TİP Parti Sözcüsü Sera Kadıgil, Çanakkale Valisi Ömer Toraman’ı sert sözlerle eleştirdi: “Köylüler altı aydır valiyle görüşmek için randevu beklerken, maden şirketi yetkilileri valiliğe elini kolunu sallayarak girip çıkıyor. Siz kimin valisisiniz? Vatandaşın mı şirketlerin mi? Buradan çağrıda bulunuyoruz: Mahkeme kararını uygulayın ve ağaç kesimini durdurun!”

Çanakkale’nin Bayramiç ilçesine bağlı Hacıbekirler Köyü’nde, Cengiz Holding’in Halilağa Bakır Madeni Projesi’ne yönelik tepkiler giderek büyüyor. Bölge halkı ve çevrecilerin başlattığı direniş, yürütmeyi durdurma kararına rağmen devam eden faaliyetler nedeniyle daha da güç kazandı. Mahkemenin "yürütmeyi durdurma" kararına rağmen şirketin ağaç kesimlerine devam etmesi, çevreciler ve yöre halkını isyan ettirdi.

 

"Hukuk Kararını Dinlemeyenler, Halkın Direnişiyle Karşılaşacak"

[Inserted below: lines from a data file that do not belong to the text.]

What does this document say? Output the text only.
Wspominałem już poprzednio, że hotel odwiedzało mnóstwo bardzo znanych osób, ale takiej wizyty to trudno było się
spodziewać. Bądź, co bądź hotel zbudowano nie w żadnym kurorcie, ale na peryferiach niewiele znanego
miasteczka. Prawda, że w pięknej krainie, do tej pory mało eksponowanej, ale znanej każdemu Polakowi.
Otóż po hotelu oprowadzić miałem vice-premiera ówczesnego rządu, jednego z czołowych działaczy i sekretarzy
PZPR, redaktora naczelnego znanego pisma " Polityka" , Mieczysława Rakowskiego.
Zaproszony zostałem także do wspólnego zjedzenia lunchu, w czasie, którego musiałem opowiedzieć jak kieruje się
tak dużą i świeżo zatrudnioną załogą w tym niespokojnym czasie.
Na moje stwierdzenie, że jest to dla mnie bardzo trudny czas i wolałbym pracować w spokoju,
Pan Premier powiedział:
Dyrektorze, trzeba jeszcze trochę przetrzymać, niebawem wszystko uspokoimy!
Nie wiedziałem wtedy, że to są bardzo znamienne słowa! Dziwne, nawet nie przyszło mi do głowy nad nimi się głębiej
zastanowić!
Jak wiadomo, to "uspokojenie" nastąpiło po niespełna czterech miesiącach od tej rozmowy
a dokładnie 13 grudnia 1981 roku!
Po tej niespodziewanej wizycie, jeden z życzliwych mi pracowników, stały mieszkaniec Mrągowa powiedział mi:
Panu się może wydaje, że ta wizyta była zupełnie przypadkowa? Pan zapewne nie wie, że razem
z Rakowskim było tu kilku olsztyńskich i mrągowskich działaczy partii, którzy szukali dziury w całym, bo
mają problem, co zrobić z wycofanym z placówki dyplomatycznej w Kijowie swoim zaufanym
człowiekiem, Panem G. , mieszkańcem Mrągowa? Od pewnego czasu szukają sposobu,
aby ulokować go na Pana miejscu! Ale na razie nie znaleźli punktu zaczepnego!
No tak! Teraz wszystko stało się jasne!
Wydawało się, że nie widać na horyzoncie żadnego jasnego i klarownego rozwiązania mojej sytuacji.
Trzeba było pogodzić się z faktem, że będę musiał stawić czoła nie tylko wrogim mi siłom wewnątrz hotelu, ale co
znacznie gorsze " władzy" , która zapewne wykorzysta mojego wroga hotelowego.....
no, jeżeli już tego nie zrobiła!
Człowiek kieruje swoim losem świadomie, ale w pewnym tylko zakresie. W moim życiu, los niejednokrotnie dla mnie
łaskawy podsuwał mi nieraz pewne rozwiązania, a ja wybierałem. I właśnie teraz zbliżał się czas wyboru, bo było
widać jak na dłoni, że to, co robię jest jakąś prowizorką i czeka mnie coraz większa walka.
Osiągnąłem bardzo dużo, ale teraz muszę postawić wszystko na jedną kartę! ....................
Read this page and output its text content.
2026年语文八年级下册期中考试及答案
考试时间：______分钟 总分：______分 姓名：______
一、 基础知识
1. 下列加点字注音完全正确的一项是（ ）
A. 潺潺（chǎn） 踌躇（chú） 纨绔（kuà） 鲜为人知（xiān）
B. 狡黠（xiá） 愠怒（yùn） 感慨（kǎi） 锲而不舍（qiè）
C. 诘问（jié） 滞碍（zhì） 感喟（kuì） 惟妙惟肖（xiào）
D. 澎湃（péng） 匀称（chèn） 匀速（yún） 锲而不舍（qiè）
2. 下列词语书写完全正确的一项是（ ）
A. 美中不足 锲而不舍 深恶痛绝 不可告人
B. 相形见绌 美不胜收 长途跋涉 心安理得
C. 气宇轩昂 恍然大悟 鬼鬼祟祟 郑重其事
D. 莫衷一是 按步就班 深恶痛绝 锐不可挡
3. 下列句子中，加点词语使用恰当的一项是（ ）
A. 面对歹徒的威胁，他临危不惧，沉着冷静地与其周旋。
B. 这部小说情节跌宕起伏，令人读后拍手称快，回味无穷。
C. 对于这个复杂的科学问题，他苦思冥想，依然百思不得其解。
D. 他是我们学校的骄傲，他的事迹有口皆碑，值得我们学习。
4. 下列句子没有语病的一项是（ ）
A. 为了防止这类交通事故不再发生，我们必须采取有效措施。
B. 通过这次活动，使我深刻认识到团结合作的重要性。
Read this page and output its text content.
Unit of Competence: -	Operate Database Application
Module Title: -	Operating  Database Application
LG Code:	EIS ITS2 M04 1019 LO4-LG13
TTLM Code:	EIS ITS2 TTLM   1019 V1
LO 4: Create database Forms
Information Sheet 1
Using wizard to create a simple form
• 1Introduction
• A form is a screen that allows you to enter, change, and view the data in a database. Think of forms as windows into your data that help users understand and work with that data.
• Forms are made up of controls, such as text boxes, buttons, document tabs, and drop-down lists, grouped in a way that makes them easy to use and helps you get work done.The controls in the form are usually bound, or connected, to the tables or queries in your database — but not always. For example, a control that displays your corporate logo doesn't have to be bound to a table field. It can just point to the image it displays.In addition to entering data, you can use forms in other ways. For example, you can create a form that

CHP Çanakkale Milletvekili İsmet Güneşhan, TİP Parti Sözcüsü ve Milletvekili Sera Kadıgil, DEM Parti Milletvekili İbrahim Akın ve çevre illerden gelen çevre savunucuları, Kazdağları’ndaki mücadeleye destek vermek amacıyla Hacıbekirler Köyü’nde bir araya geldi. Köy meydanında toplanan grup, Halilağa Bakır Madeni şantiye alanına yürüyüş düzenledi.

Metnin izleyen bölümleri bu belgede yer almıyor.